Opinion

Are Biden's 'first woman' picks more patronizing than progress?

It's a fine line

Vice President-elect Kamala Harris will be the first woman to hold the second-highest office in the land, and President-elect Joe Biden's Cabinet nominations and other staff picks include many "first women," too.

He's nominated Janet Yellen, who previously became the first woman Federal Reserve chair, to be the first woman treasury secretary. Avril Haines would be the first woman director of national intelligence. Michèle Flournoy, long anticipated but not yet confirmed as Biden's pick for defense secretary, would be the first woman in that role. His senior communications staff are all women (women have filled top communications roles before, but not simultaneously), and some lesser-known positions, like chair of the president's Council of Economic Advisers, will go to women for the first time as well.

All things being equal, I am glad to see women breaking so many hyaline ceilings. Given a choice between equally qualified candidates for an office a woman has not held, I'd choose a woman if I could. But there is a fine line here which, when crossed, can make these announcements feel patronizing, like the menfolk have generously offered us a prize undeserved.
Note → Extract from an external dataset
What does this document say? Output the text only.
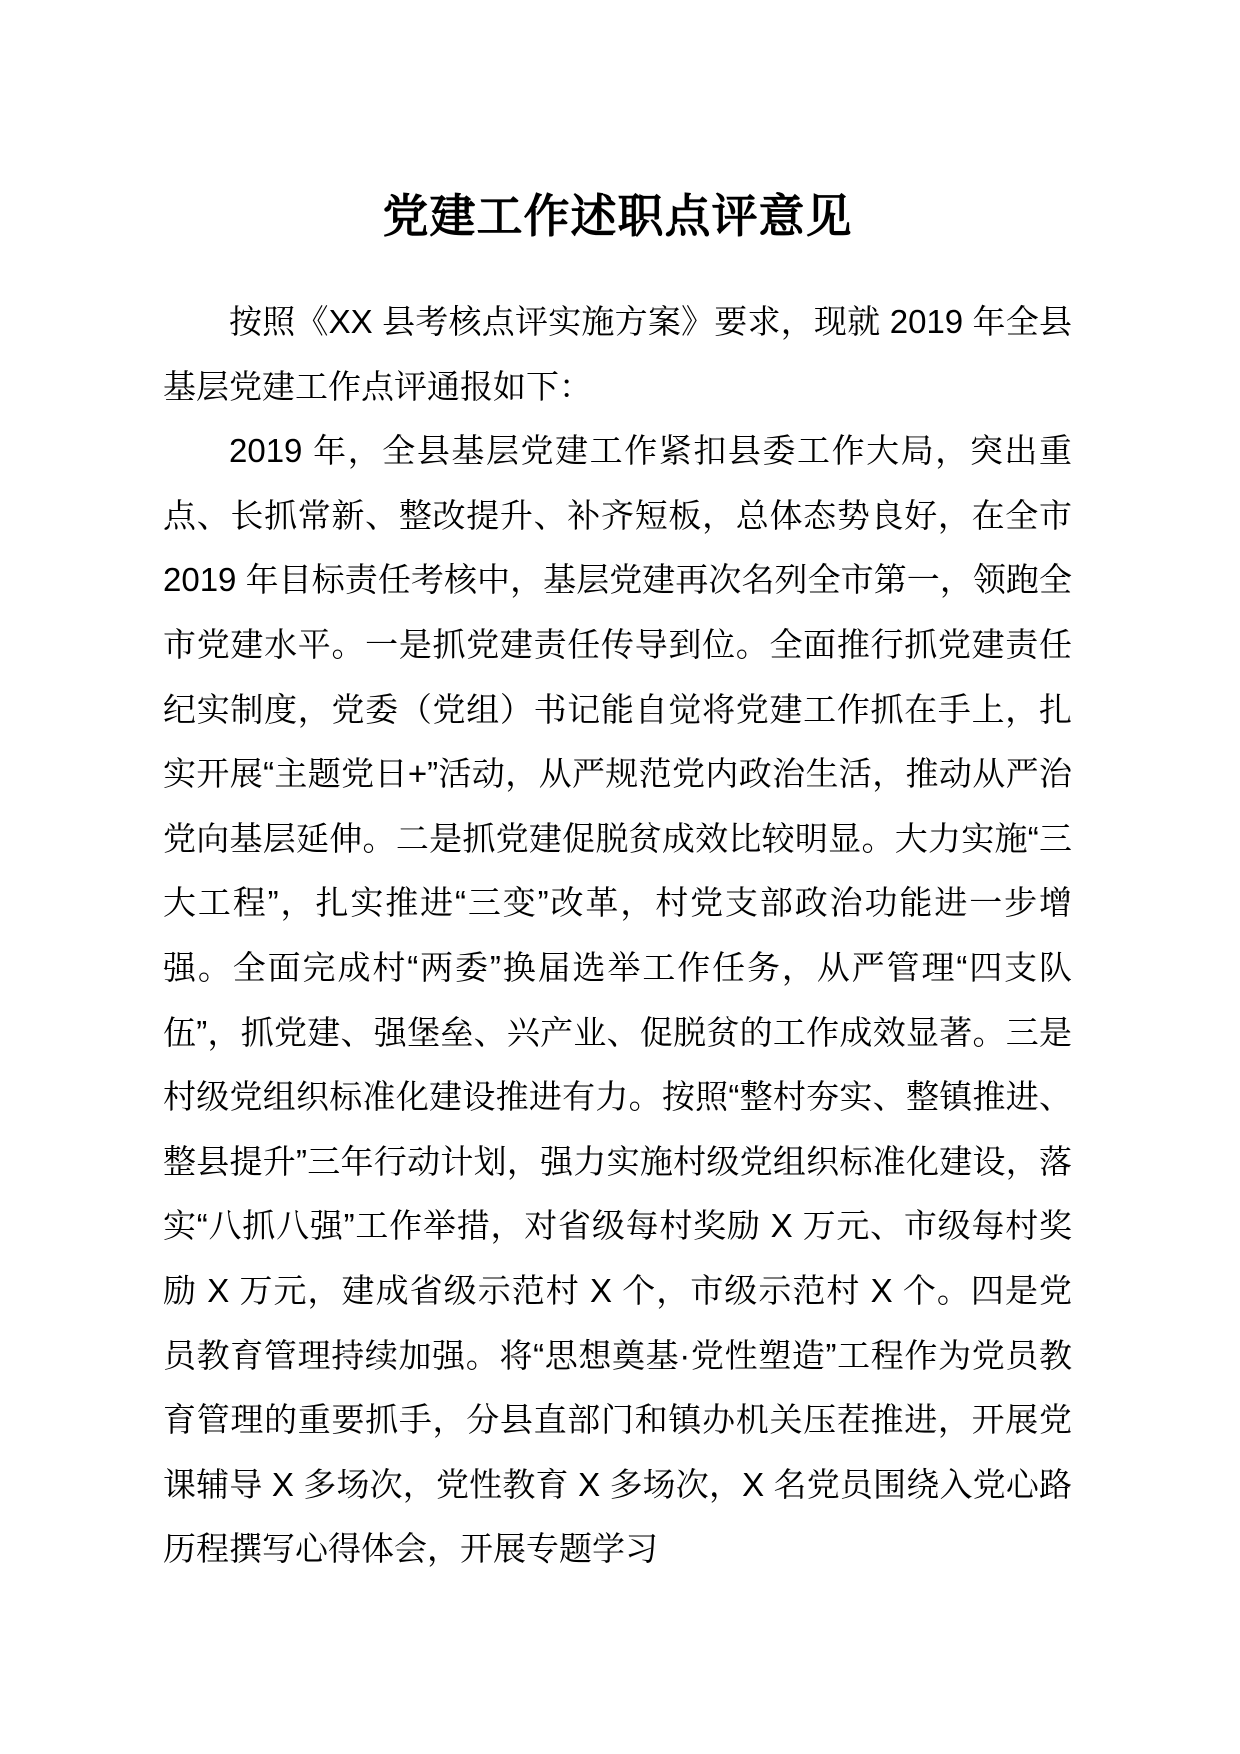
党建工作述职点评意见

按照《XX 县考核点评实施方案》要求，现就 2019 年全县基层党建工作点评通报如下：

2019 年，全县基层党建工作紧扣县委工作大局，突出重点、长抓常新、整改提升、补齐短板，总体态势良好，在全市 2019 年目标责任考核中，基层党建再次名列全市第一，领跑全市党建水平。一是抓党建责任传导到位。全面推行抓党建责任纪实制度，党委（党组）书记能自觉将党建工作抓在手上，扎实开展“主题党日+”活动，从严规范党内政治生活，推动从严治党向基层延伸。二是抓党建促脱贫成效比较明显。大力实施“三大工程”，扎实推进“三变”改革，村党支部政治功能进一步增强。全面完成村“两委”换届选举工作任务，从严管理“四支队伍”，抓党建、强堡垒、兴产业、促脱贫的工作成效显著。三是村级党组织标准化建设推进有力。按照“整村夯实、整镇推进、整县提升”三年行动计划，强力实施村级党组织标准化建设，落实“八抓八强”工作举措，对省级每村奖励 X 万元、市级每村奖励 X 万元，建成省级示范村 X 个，市级示范村 X 个。四是党员教育管理持续加强。将“思想奠基·党性塑造”工程作为党员教育管理的重要抓手，分县直部门和镇办机关压茬推进，开展党课辅导 X 多场次，党性教育 X 多场次，X 名党员围绕入党心路历程撰写心得体会，开展专题学习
The Harris pick does not cross that line. Ticket composition matters for electoral outcomes, and choosing Harris was strategic. Our electoral system means we vote for people, not platforms, as one significantly does in other systems, like party-list proportional representation. That makes being a woman a qualification (or, with some electorates in some times and places, a disqualification) in and of itself.

"Biden wants to capture the energy of female voters," Jay Newton-Small wrote at The Washington Post this past summer, when Biden hadn't selected Harris but had committed to picking "a woman" for veep. That strategy didn't work with past female vice presidential nominees, Newton-Small continued, but "[f]ar from patronizing women, [Biden] hopes his ticket will succeed where others failed, in a political era where old memes are being turned on their head."

I haven't yet seen polling data which shows whether the strategy was effective nationwide, but it certainly seemed to pay off in my neighborhood, where many yard signs emphasized Harris as the real source of enthusiasm. "KAMALA HARRIS! and also Joe Biden" reads a particularly pointed one.

But Cabinet and other staff picks aren't quite the same. Biden and Harris have already won. Their nominations will be subject to Senate scrutiny and approval, but they are not directly submitted to voter opinion. There may still be some strategic value in choosing "first women" with an eye on public appeal, because approval ratings matter for sitting presidents, too. Yet even so, the strategic rationale is far less pressing. Being a woman is not a qualification for a Cabinet post in the same way it is a qualification for elected office.

There may still be other ways being a woman is a qualification for these positions. Because of how household labor, childcare, and the mental load are distributed in our society, "first women" are likely to bring a new perspective to roles involving housing and urban design; programs for childcare, health care, and other social welfare arenas; foreign policy decisions with consequences women and children suffer most; and certainly anything involving paid family leave.

"What would our cities be like if mothers had more of a role in designing them?" asks Christine Murray at The Guardian. "There would be ramps everywhere, for a start. Schlepping a [stroller] around makes you think differently about stairs." (It's true. Also, doors could be a little wider for those of us with double strollers.) This is not an exhaustive list, nor are these "women's issues" (like Harris, I'm not a huge fan of the term, but understand its usefulness as a shorthand) the only places in which a woman by virtue of being a woman might bring new ideas to old problems — or new attention to old problems all-male teams never noticed at all.

So where is the line I see? It runs between explaining how being a woman is among a nominee's qualifications and touting the mere fact that she is a "first woman." It's the difference between, "I'm nominating X, who will be excellent in this role, and also will be the first woman to fill it," and, "I'm nominating X to be the first woman in this role, and she'll be excellent." Biden's announcement of Haines was closer to the latter category. He led with the "first woman" bit, then never mentioned it again when explaining her qualifications. His Yellen announcement was better, detailing her many achievements before adding this second "first woman" designation to the pile.

The patronization is in the expectation that I would be glad to see a woman nominated even if, as in Flournoy's case, I believe her policy perspective to be dangerously flawed. (I'd take a male dove over a female hawk any day.) It's in some of the reporting I've encountered on the all-woman communications team, which has treated as big news what feels to me like a nice piece of trivia.

There is a real luxury in this opinion, of course. It is an extremely post-20th century view. We are not far past a time when women ascending to any of these offices was unprecedented and achieved with great difficulty. We did not easily reach the point where even a president as grossly and frequently misogynistic as Donald Trump puts women in his Cabinet and on the Supreme Court. In living memory, it was thought appropriate for news outlets to describe women holding offices for the first time as "blonde and petite," or "a deadpan little lady" who looks "more like a harried suburban housewife than a political Wonder Woman."

Compared to that, the distinction I'm drawing is a quibble, a nothing, an extravagance. It is also a distinction which, sooner than later, will happily be rendered null, as every "first woman" spot will finally be claimed.